Donor-Intervention Research Slowed Amidst Issues of Informed Consent and Conflicts Among Disparate IRBs
The Atlantic reports on the difficulties in the current climate of conducting donor-intervention research due to issues of informed consent, disagreements over what constitutes human subject research, and conflicting views of Institutional Review Boards (IRB) spread across multiple centers with patients putatively impacted by the research protocol. Moreover, doctors must test the experimental interventions designed to improve outcomes within the crucible of a short time window, given that a donated organ is suitable for transplantation for only a limited mumber of hours.
Doctors have a short window of time to experiment on brain-dead donors to improve procedures—and that's if they can get permission.
As a matter of biology, brain death is catastrophic for the body.Yes, the heart can still beat and a ventilator can provide oxygen, but there is no brain to coordinate the tasks of staying alive. Hormones that tell organs what to do are out of whack. Inflammatory molecules flood the body. Cells die. “You can see the kidneys don’t work as well, the lungs don’t work was well, and the heart can look stunned,” says Darren Malinoski, a trauma surgeon at Oregon Health and Science University.
There’s nothing to do for the dead patient at this point. But his or her organs can be saved, and because most transplanted organs in the United States come from brain-dead donors, these minutes are crucial. For this reason, researchers have wanted to study the use of drugs or procedures in brain-dead donors, halting organ damage that happens in the minutes after death.

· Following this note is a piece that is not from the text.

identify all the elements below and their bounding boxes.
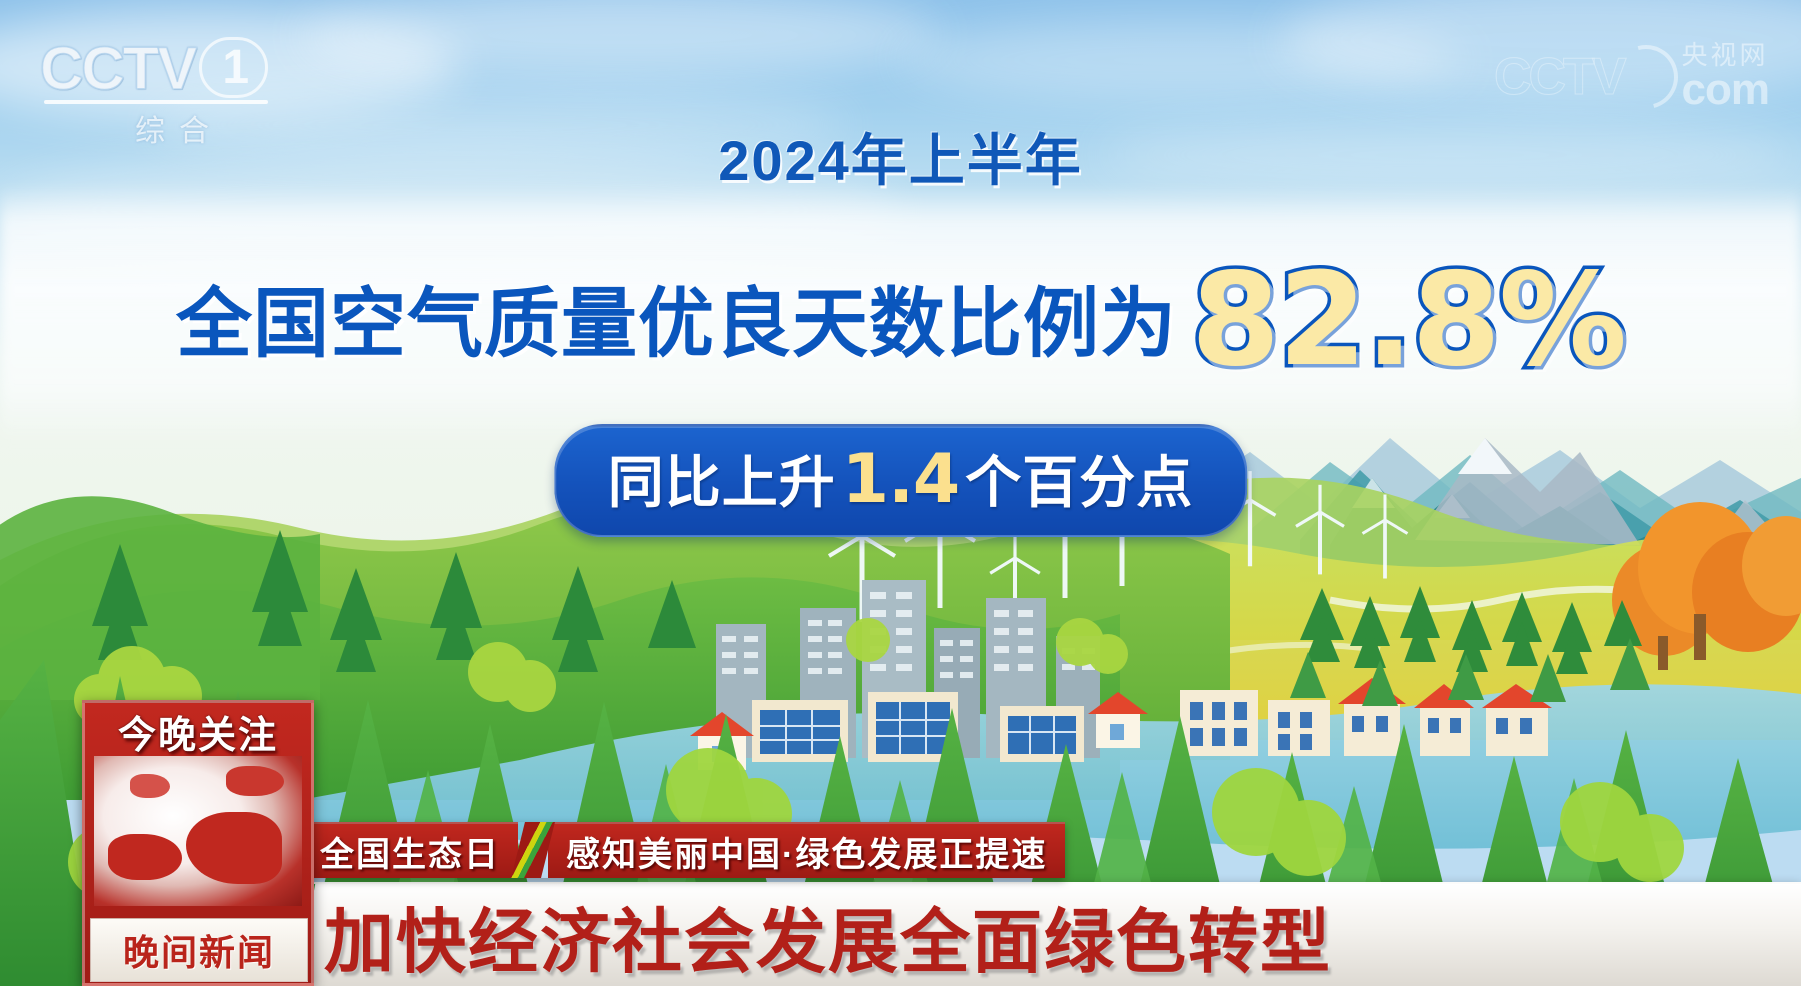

But this kind of research is almost impossible to do in the United States. The ethics of so-called donor-intervention research are incredibly fraught. How do you get informed consent and from whom? The dead donor? The live recipient—or possibly dozens of live recipients getting tissues or organs from a single donor, fanned out across the country at different hospitals each with their own ethics review boards? All this would unfold against intense time pressure. Every minute of delay is a minute in which the organ is deteriorating.

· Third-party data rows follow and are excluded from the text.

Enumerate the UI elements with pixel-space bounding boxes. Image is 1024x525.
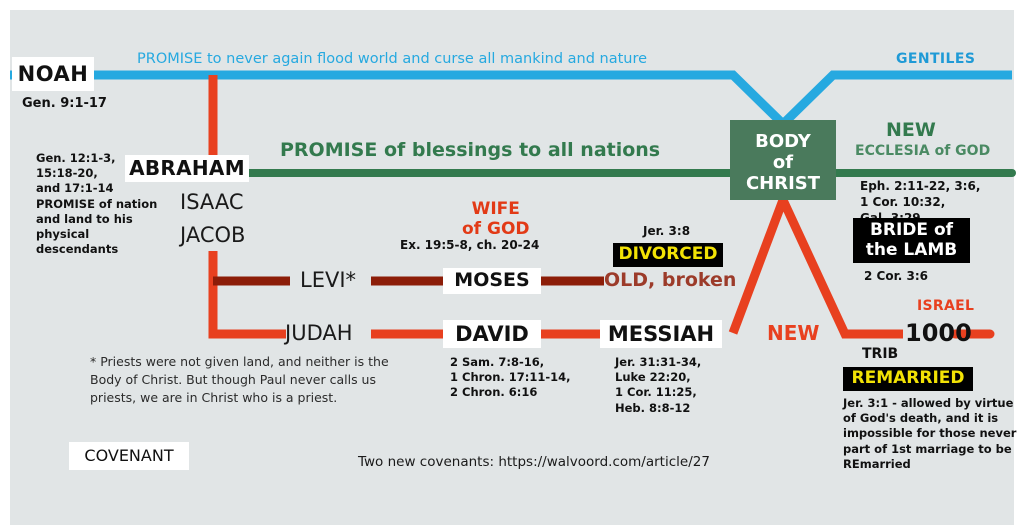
node-messiah[interactable]: MESSIAH: [600, 320, 722, 348]
bride-of-lamb-label: BRIDE of the LAMB: [866, 221, 958, 259]
bride-reference: 2 Cor. 3:6: [864, 269, 928, 285]
node-body-of-christ-label: BODY of CHRIST: [730, 131, 836, 195]
priests-footnote: * Priests were not given land, and neith…: [90, 353, 389, 406]
covenant-legend: COVENANT: [69, 442, 189, 470]
millennium-label: 1000: [905, 320, 972, 346]
body-new-left-leg: [733, 200, 783, 333]
node-moses[interactable]: MOSES: [443, 268, 541, 294]
messiah-reference: Jer. 31:31-34, Luke 22:20, 1 Cor. 11:25,…: [615, 355, 701, 416]
new-covenant-label: NEW: [886, 120, 936, 141]
wife-of-god-label: WIFE of GOD: [462, 199, 530, 240]
divorced-badge-label: DIVORCED: [618, 245, 717, 264]
bride-of-lamb-badge[interactable]: BRIDE of the LAMB: [853, 218, 970, 263]
remarried-reference: Jer. 3:1 - allowed by virtue of God's de…: [843, 396, 1016, 472]
divorced-reference: Jer. 3:8: [643, 224, 690, 240]
node-jacob: JACOB: [180, 224, 245, 247]
node-abraham-label: ABRAHAM: [129, 158, 245, 179]
remarried-badge[interactable]: REMARRIED: [843, 367, 973, 391]
noahic-promise-label: PROMISE to never again flood world and c…: [137, 52, 647, 68]
source-note: Two new covenants: https://walvoord.com/…: [358, 455, 710, 470]
node-noah[interactable]: NOAH: [12, 57, 94, 91]
node-messiah-label: MESSIAH: [608, 323, 714, 345]
david-reference: 2 Sam. 7:8-16, 1 Chron. 17:11-14, 2 Chro…: [450, 355, 571, 401]
covenant-legend-label: COVENANT: [84, 448, 173, 465]
jacob-branch-line: [213, 251, 286, 334]
node-moses-label: MOSES: [454, 271, 529, 291]
moses-reference: Ex. 19:5-8, ch. 20-24: [400, 238, 539, 254]
old-broken-label: OLD, broken: [604, 270, 736, 291]
ecclesia-label: ECCLESIA of GOD: [855, 144, 990, 159]
node-noah-label: NOAH: [18, 63, 89, 85]
noahic-covenant-line: [10, 75, 1012, 124]
node-judah: JUDAH: [285, 322, 353, 345]
divorced-badge[interactable]: DIVORCED: [613, 243, 723, 267]
node-levi: LEVI*: [300, 269, 356, 292]
node-isaac: ISAAC: [180, 191, 244, 214]
node-abraham[interactable]: ABRAHAM: [125, 155, 249, 182]
remarried-badge-label: REMARRIED: [851, 369, 964, 388]
frame-top-edge: [0, 0, 1024, 10]
frame-left-edge: [0, 0, 10, 525]
new-israel-label: NEW: [767, 322, 819, 344]
abrahamic-promise-label: PROMISE of blessings to all nations: [280, 140, 660, 161]
diagram-canvas: NOAH Gen. 9:1-17 PROMISE to never again …: [0, 0, 1024, 525]
node-david-label: DAVID: [455, 323, 529, 345]
tribulation-label: TRIB: [862, 347, 898, 362]
node-david[interactable]: DAVID: [443, 320, 541, 348]
noah-reference: Gen. 9:1-17: [22, 95, 107, 112]
israel-label: ISRAEL: [917, 299, 974, 314]
gentiles-label: GENTILES: [896, 52, 975, 67]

In 2015, Malinoski and his co-investigator Claus Niemann, a transplant doctor at University of California San Francisco, published results from a rare donor-intervention trial. The reaction to their study became an object lesson in why doctors avoid this kind of research.
The research team wanted to see if cooling the body temperature of brain-dead donors by about 4.5 degrees Fahrenheit—aka hypothermia—could improve the function of transplanted kidneys. Since kidneys are put on ice after they’re taken out of the body, perhaps cooling the kidneys while still in the body could help preserve them. Every institution involved in human subjects research has an institutional review board, and UCSF’s board decided doctors did not have to ask for informed consent. In the case of the donors, the board reasoned they were dead and thus not human research subjects. In the case of the organ recipients, it reasoned the hypothermia protocol posed only minimal risk to them.
In 2016, Glazier, Feng, and others published the results of a survey of transplant surgeons, institutional review board (IRB) members, and organ procurement organization professionals. They found a wide range of views on the many unresolved questions, such as whether the donor or recipient’s hospital IRB should review the trial, who is a human research subject, and what kind of consent is necessary.
In one hypothetical scenario they asked about, a researcher wants to test a drug already used in dead organ donors to find the optimal dose to improve heart transplants. In their survey, 82 percent IRB members thought the trial was human subjects research. In contrast, 58 percent of transplant surgeons and 19 percent of organ procurement organization professionals agreed. IRBs are supposed to oversee human subjects research, so the community does not agree on a question as basic as whether an IRB should even oversee this research.
Practically, this confusion means the research rarely happens. “It gets shut down because everybody understands there is no pathway to doing this research,” says Sandy Feng, a transplant surgeon at UCSF who has written extensively about this issue. Funding agencies don’t want to fund it. Pharmaceutical companies don’t want to pursue it. Doctors shy away, not wanting to risk their reputations.
Responding to public criticism by the consumer advocacy organization Public Citizen, Darren Malinoski, a trauma surgeon at OHSU and one of the principal investigators on the follow-on study, urged that clear guidelines be formulated so research such as his can go forward absent the current controversy.
To doctors like Malinoski, clear guidelines for donor-intervention research—guidelines that can cut through the mess of diverging opinions—can’t come soon enough. He and Niemann had planned a follow-up trial. Cooling the donor’s body did appear to improve kidney transplant success, and now they wanted to compare it to an alternative technique that uses a machine to pump liquid through the kidney outside the body. But after the Public Citizen letter came out, potential collaborators were suddenly shaky. “When there’s controversy, people don’t want to touch it with a 10-foot pole,” says Malinoski. “It really set our study back over a year, year and a half.” After a lot of meetings and consultations, UCSF eventually gave them the go-ahead. The National Academy of Medicine can provide an authoritative answer for the whole country. “We’re looking forward to clarity,” he says, “Whatever is decided, we’re happy to follow it.”